For Essendon also, the personal nature of the scandal has obscured clear thinking. Former coach James Hird continues to defend a supplements regime that should never have been contemplated, much less imposed on footballers in his charge, and blame others for what went wrong. New club chairman Lindsay Tanner is right when he says what happened in 2012 was a collective failing and Hird is yet to accept his share. Tanner says the club accepts the CAS finding but not one of its consequences: captain Jobe Watson handing back the Brownlow Medal he won at the end of the 2012 season. The CAS panel’s rejection of Watson’s testimony, along with its finding that he and 33 of his teammates benefited from a banned substance that year, give the AFL commission no leeway.
CAS’s excoriation of Essendon players, led by British sports law expert Michael Beloff QC, who chaired the panel, was based less on what the players did than what they failed to do. In particular, Beloff was troubled that throughout the 2012 season, not one Essendon player listed peptides injected by Dank when asked by visiting drug testers to declare any medications or supplements they were taking.
Athletes are not compelled to do this but they are strongly advised by anti-doping authorities and their sporting bodies to do so in case there are any irregularities in their test results. Every year, Essendon players are shown doping education videos reminding them to declare anything they have taken seven days before a test.

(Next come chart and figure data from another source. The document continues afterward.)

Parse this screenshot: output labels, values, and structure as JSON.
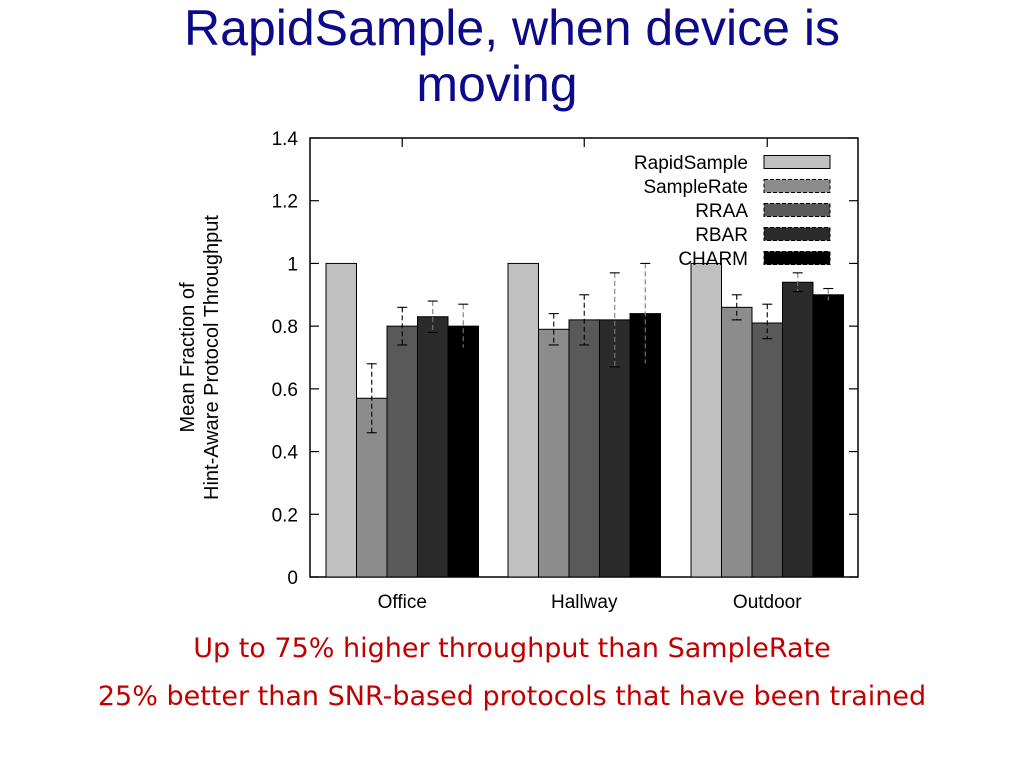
{
  "slide": {
    "title_line1": "RapidSample, when device is",
    "title_line2": "moving",
    "caption1": "Up to 75% higher throughput than SampleRate",
    "caption2": "25% better than SNR-based protocols that have been trained"
  },
  "chart_data": {
    "type": "bar",
    "categories": [
      "Office",
      "Hallway",
      "Outdoor"
    ],
    "ylabel_line1": "Mean Fraction of",
    "ylabel_line2": "Hint-Aware Protocol Throughput",
    "ylim": [
      0,
      1.4
    ],
    "yticks": [
      "0",
      "0.2",
      "0.4",
      "0.6",
      "0.8",
      "1",
      "1.2",
      "1.4"
    ],
    "legend_position": "top-right",
    "grid": false,
    "series": [
      {
        "name": "RapidSample",
        "color": "#c0c0c0",
        "values": [
          1.0,
          1.0,
          1.0
        ],
        "err_low": [
          1.0,
          1.0,
          1.0
        ],
        "err_high": [
          1.0,
          1.0,
          1.0
        ]
      },
      {
        "name": "SampleRate",
        "color": "#8c8c8c",
        "values": [
          0.57,
          0.79,
          0.86
        ],
        "err_low": [
          0.46,
          0.74,
          0.82
        ],
        "err_high": [
          0.68,
          0.84,
          0.9
        ]
      },
      {
        "name": "RRAA",
        "color": "#595959",
        "values": [
          0.8,
          0.82,
          0.81
        ],
        "err_low": [
          0.74,
          0.74,
          0.76
        ],
        "err_high": [
          0.86,
          0.9,
          0.87
        ]
      },
      {
        "name": "RBAR",
        "color": "#2b2b2b",
        "values": [
          0.83,
          0.82,
          0.94
        ],
        "err_low": [
          0.78,
          0.67,
          0.91
        ],
        "err_high": [
          0.88,
          0.97,
          0.97
        ]
      },
      {
        "name": "CHARM",
        "color": "#000000",
        "values": [
          0.8,
          0.84,
          0.9
        ],
        "err_low": [
          0.73,
          0.68,
          0.88
        ],
        "err_high": [
          0.87,
          1.0,
          0.92
        ]
      }
    ]
  }
}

Beloff’s point does not fairly apply to every Essendon player. There were 30 doping control missions at Essendon in 2012. One player was tested six times, another four times. Some of the tests were carried out in February and March, at the height of Dank’s injections program, others before or after the program was running. A total of 21 players were tested but 13 not at all. Those not tested had no opportunity to declare anything Dank was giving them.
This evidence was not new. The doping control forms were collated by ASADA investigators early in 2013 and formed part of the brief against the players outlined to the AFL tribunal. Curiously, however, ASADA buried the evidence. A single paragraph in its written submissions notes the lack of declarations and the details of each player’s declarations are contained in an appendix attached at the bottom of a lengthy document.

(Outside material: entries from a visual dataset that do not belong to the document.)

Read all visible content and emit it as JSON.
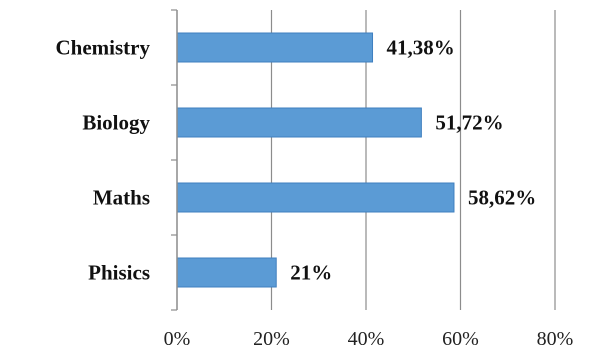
{
  "chart_data": {
    "type": "bar",
    "orientation": "horizontal",
    "categories": [
      "Chemistry",
      "Biology",
      "Maths",
      "Phisics"
    ],
    "values": [
      41.38,
      51.72,
      58.62,
      21
    ],
    "data_labels": [
      "41,38%",
      "51,72%",
      "58,62%",
      "21%"
    ],
    "x_ticks": [
      "0%",
      "20%",
      "40%",
      "60%",
      "80%"
    ],
    "xlim": [
      0,
      80
    ],
    "grid": "vertical",
    "legend": "none",
    "bar_color": "#5b9bd5",
    "bar_edge_color": "#3f7fbf"
  }
}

WADA’s subsequent exhumation of this evidence was telling. Lawyers involved in the CAS hearing believe the failure of the seven Essendon players who testified to explain the absence of declarations was a tipping point in the panel’s attitude towards them and their teammates. Added to their failure to seek medical advice or guidance from anti-doping hotlines about the substances, the vacant doping control forms were used to cast the players in a suspicious light. Having been asked by Dank and Robinson to keep the program secret, the players were far too willing to oblige.

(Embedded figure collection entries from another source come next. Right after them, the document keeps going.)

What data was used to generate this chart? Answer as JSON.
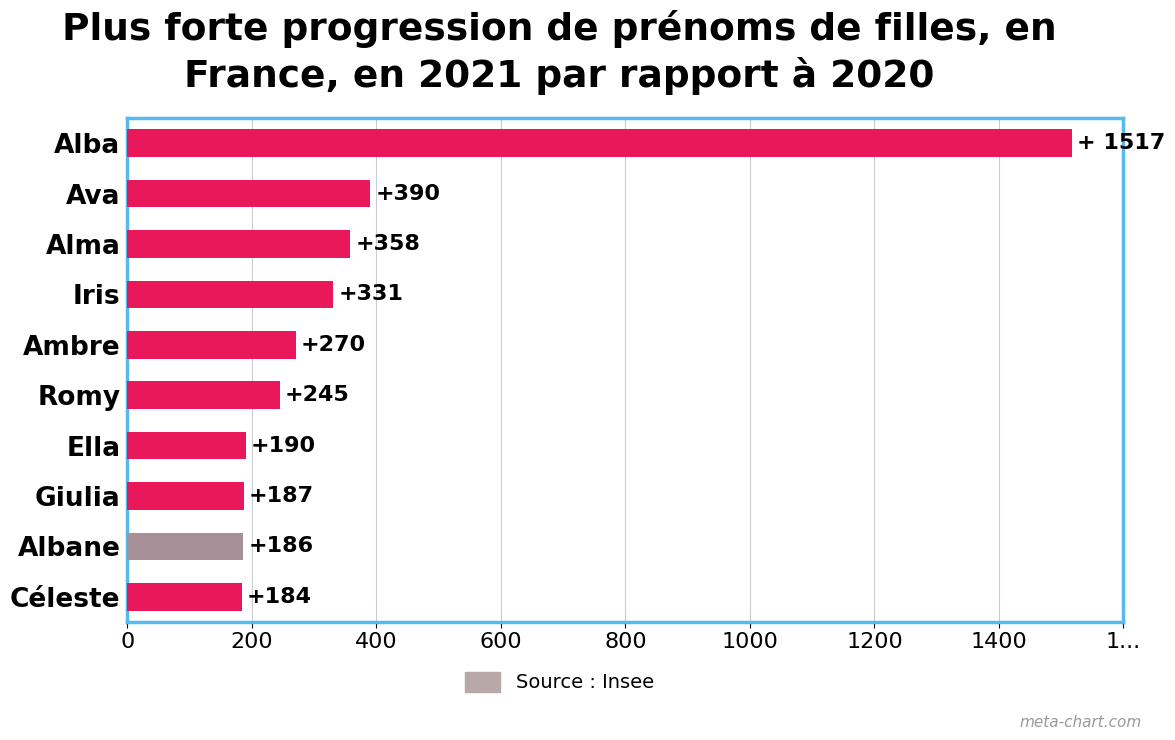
{
  "title": "Plus forte progression de prénoms de filles, en\nFrance, en 2021 par rapport à 2020",
  "categories": [
    "Alba",
    "Ava",
    "Alma",
    "Iris",
    "Ambre",
    "Romy",
    "Ella",
    "Giulia",
    "Albane",
    "Céleste"
  ],
  "values": [
    1517,
    390,
    358,
    331,
    270,
    245,
    190,
    187,
    186,
    184
  ],
  "labels": [
    "+ 1517",
    "+390",
    "+358",
    "+331",
    "+270",
    "+245",
    "+190",
    "+187",
    "+186",
    "+184"
  ],
  "bar_colors": [
    "#E8185A",
    "#E8185A",
    "#E8185A",
    "#E8185A",
    "#E8185A",
    "#E8185A",
    "#E8185A",
    "#E8185A",
    "#A89098",
    "#E8185A"
  ],
  "xlim": [
    0,
    1600
  ],
  "xtick_step": 200,
  "background_color": "#ffffff",
  "plot_border_color": "#55BBEE",
  "title_fontsize": 27,
  "label_fontsize": 16,
  "tick_fontsize": 16,
  "ytick_fontsize": 19,
  "source_text": "Source : Insee",
  "source_color": "#B8A8A8",
  "watermark": "meta-chart.com"
}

Until the bitter end, the AFL maintained the players did not deserve to miss a game for their involvement in what McDevitt this week called the “worst case of team-based doping this country has ever seen’’. Appearing before CAS, the AFL’s senior counsel Geoff Gleeson QC led the arguments for why any footballer found to have taken a banned peptide should be asked to serve no penalty. The AFL’s pleas, like those of the players’ counsel, made no discernible impact on CAS. Australia’s most powerful sport was left with its nose against the glass, looking in, feeling small.